Description:
The testcase ndb_rpl_last_conflict_epoch_var fails quite consistently with a result diff when run with valgrind.
It seems to be a problem with the "Ndb_slave_max_replicated_epoch" status variable which return what seems to be a bogus value.
Have checked the slaves log file and there one can see a printouts saying "NDB Slave : MaxReplicatedEpoch set to 0 (0/0) at Slave start"
How to repeat:
Running the test with valgrind will in most cases produce a result diff:
$7.5> ./mtr ndb_rpl_last_conflict_epoch_var --valgrind
<snip>
@@ -36,12 +36,12 @@
still < the saved session epoch
Max replicated epoch should be < committed epoch
@max_replicated_epoch < @master_session_epoch
-1
+0
Some invariants :
@conflict_detected_epoch != 0
1
@conflict_detected_epoch > @max_replicated_epoch
-1
+0
Primary has detected the problem, but Secondary
is unaware as the slave is offline.
Now bring it back
With some extra printouts of the affected @values, you get bwlow log showing the @max_replicated_epoch seems to contain garbage:
@@ -28,26 +28,34 @@
insert into test.t1 values (2,2,repeat("A", 1000));
commit;
Capturing session epoch from Master
+@master_session_epoch
+111669149700
Show that last_conflict_epoch is 0
Variable_name Value
Ndb_conflict_last_conflict_epoch 0
Restart Secondary->Primary replication
Check that max_replicated_epoch is
still < the saved session epoch
+@max_replicated_epoch
+90194313230
+@master_session_epoch
+111669149700
Max replicated epoch should be < committed epoch
@max_replicated_epoch < @master_session_epoch
-1
+0
Some invariants :
@conflict_detected_epoch != 0
1
@conflict_detected_epoch > @max_replicated_epoch
-1
+0
Primary has detected the problem, but Secondary
is unaware as the slave is offline.
Now bring it back
Now sync up
Now lets check that the max replicated epoch
on the Primary is == the last_conflict_epoch
+@max_replicated_epoch
+133143986201
@max_replicated_epoch = @conflict_detected_epoch
1
Cleanup
Suggested fix:
Since problem occurs concistently when the mysqld is run in valgrind it feels like this is timing related. Tested by adding some sleeps just to see if waiting for something to be replicated would solve the problem, but unfortunately it didn't.

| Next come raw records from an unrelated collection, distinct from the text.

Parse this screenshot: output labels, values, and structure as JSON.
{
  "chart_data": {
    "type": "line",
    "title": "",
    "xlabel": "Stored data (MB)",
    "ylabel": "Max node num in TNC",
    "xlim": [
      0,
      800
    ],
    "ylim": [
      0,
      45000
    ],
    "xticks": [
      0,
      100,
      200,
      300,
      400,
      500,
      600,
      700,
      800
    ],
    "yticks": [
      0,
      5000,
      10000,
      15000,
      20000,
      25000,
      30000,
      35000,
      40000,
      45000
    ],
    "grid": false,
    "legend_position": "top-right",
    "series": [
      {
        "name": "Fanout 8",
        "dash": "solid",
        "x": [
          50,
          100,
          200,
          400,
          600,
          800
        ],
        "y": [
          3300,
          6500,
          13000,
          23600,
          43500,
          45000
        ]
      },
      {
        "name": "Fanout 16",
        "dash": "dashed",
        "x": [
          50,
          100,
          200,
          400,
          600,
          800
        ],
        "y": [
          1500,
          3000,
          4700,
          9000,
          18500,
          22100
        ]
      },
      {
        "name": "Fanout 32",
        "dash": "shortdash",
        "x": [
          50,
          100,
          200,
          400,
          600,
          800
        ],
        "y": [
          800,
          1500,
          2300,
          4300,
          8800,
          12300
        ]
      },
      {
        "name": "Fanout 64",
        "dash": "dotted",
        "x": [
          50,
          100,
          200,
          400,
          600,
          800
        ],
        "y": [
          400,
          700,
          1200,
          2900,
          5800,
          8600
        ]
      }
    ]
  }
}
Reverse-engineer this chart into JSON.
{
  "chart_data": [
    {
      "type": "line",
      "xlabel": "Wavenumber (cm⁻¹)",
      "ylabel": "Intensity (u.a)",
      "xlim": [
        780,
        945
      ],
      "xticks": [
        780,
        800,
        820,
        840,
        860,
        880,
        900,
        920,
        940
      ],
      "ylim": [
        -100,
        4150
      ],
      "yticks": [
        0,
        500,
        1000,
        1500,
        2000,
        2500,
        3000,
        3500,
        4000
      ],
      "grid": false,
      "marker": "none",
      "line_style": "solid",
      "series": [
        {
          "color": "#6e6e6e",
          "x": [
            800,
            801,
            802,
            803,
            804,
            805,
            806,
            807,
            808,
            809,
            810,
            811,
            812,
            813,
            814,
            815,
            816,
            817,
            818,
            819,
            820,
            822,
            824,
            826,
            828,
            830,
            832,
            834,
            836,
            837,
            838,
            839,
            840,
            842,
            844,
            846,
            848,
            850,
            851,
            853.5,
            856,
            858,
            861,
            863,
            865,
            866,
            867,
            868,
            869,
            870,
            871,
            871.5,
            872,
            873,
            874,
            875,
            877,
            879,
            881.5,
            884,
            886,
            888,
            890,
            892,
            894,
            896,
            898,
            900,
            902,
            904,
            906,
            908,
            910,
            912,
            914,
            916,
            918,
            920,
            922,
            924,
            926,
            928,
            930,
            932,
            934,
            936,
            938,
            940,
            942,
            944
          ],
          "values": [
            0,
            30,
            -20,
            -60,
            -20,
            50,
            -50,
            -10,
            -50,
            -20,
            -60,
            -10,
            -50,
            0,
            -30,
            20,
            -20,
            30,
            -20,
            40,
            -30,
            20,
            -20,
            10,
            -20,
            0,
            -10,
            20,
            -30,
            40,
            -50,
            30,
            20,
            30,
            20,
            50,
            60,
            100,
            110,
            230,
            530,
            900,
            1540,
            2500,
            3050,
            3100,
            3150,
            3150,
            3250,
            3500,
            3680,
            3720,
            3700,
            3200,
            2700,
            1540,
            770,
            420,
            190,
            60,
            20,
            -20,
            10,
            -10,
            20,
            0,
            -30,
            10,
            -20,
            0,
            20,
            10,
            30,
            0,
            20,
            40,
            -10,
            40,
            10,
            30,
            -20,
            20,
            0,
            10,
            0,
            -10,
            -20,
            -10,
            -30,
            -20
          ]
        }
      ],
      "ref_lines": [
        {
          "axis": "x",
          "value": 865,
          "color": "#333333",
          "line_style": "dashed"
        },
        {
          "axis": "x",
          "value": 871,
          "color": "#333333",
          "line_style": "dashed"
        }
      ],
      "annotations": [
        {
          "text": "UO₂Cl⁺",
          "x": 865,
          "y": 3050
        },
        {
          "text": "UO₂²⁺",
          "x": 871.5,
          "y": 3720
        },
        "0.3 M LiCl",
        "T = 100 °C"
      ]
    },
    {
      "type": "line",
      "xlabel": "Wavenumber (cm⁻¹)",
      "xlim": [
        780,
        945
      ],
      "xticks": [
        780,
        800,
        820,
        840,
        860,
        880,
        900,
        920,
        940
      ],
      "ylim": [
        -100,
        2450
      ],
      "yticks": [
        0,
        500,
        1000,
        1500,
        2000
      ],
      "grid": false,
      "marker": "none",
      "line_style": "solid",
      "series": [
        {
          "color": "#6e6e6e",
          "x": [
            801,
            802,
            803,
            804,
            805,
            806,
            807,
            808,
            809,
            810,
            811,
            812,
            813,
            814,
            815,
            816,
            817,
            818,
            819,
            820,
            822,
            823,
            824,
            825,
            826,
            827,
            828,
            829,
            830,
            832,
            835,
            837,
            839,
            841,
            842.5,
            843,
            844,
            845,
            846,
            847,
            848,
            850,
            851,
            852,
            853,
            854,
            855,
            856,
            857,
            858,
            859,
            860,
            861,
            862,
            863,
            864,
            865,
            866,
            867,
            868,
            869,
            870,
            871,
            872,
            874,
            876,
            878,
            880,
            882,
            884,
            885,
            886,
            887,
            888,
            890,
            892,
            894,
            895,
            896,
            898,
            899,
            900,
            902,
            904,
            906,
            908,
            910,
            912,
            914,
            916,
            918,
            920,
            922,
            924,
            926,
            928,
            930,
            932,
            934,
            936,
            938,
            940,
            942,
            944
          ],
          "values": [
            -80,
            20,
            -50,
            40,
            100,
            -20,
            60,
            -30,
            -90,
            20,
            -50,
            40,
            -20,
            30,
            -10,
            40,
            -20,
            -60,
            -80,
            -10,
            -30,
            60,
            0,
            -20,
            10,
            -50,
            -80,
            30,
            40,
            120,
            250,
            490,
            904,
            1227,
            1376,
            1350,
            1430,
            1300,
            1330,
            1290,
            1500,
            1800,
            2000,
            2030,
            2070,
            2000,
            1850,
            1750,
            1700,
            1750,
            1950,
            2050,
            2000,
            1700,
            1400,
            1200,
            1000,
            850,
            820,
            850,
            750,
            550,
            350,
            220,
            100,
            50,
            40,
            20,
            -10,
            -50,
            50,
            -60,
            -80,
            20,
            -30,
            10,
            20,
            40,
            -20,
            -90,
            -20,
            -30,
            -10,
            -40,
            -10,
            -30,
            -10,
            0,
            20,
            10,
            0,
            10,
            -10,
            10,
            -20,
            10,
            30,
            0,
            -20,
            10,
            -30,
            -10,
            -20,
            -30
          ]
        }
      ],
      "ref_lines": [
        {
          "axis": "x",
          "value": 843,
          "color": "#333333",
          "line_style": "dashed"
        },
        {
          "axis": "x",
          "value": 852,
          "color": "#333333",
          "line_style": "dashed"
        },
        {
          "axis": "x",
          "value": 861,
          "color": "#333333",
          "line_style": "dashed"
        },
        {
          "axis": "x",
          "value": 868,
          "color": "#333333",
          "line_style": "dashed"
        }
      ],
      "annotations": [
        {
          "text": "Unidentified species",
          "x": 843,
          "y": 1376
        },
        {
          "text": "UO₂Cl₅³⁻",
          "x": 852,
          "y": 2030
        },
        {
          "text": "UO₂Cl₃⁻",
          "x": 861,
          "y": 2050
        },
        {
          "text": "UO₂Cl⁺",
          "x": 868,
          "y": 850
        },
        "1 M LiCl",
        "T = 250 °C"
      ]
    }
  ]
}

Also considered that saving the values in @variables in the different mysqld(s) was done in a wrong way but I couldn't determine that was the case either. Alternatively one could save the values in mysqltest's $variables.
Notice that it's weird that the comparision fails. The check does " 90194313230 < 111669149700" which should normally evaluate to 1. But since there seems to be some garbage in the @max_replicated_epoch variable the comparison probably overflows somehow.